At least that was the plan.


Nothing terribly designy here.  Stick a sonar module at the top of the tank and measure the distance.

A sonar module works by transmitting a pulse of sound, then waiting for it to be reflected back.  By timing the amount of time the pulse has spent in flight, and knowing that sound travels at about 340m/s in air, we can work out the distance to what ever caused the reflection; in robotics, an obstacle, for my tank, the water surface.  Sonar pinging is shown below.

For this project, I chose the SRF-04 sonar module made by Devontech.  I had one lying around, so I used it.


The picture below shows the sonar module installed in the lid of the tank.  The sonar PCB was given a heavy spray of electronic circuit board lacquer.  The only other part of it is the software in the controller.

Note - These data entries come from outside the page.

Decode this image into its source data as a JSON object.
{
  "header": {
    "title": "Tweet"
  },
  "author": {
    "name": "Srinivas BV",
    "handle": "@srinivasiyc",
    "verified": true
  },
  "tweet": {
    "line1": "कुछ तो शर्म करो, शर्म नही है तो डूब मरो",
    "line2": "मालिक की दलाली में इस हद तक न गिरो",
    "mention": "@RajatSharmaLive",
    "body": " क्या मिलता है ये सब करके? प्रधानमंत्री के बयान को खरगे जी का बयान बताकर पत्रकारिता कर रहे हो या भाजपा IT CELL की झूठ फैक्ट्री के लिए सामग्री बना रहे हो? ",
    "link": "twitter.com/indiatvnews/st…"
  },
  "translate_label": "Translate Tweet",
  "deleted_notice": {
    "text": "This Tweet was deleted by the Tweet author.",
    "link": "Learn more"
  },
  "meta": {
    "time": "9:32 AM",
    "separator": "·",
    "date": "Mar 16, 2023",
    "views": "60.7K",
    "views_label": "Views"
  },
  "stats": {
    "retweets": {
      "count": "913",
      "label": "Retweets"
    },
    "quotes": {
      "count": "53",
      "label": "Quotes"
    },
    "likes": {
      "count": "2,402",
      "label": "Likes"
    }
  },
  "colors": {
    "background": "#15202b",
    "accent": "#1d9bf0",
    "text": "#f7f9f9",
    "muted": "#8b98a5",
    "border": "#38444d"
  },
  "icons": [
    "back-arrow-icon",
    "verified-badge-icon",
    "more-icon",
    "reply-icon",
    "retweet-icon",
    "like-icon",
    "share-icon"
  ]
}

Eeek!  I hate it when a plan doesn't come together.  The sonar is installed and "working".  Unfortunately, it is returning a constant distance of about 80 cm, when it should be about 220cm.  What I think is happening is the sonar pulses are bouncing off the sides of the tank and being partially reflected back to the sensor.  I'm not sure how to fix this.  Maybe get a sensor with a narrower beam, eg SRF235, but it's expensive and uses a different protocol.  Or hack the SRF04 and try to modify the gain - the amplified return signal - assuming the side wall reflects can be filtered out.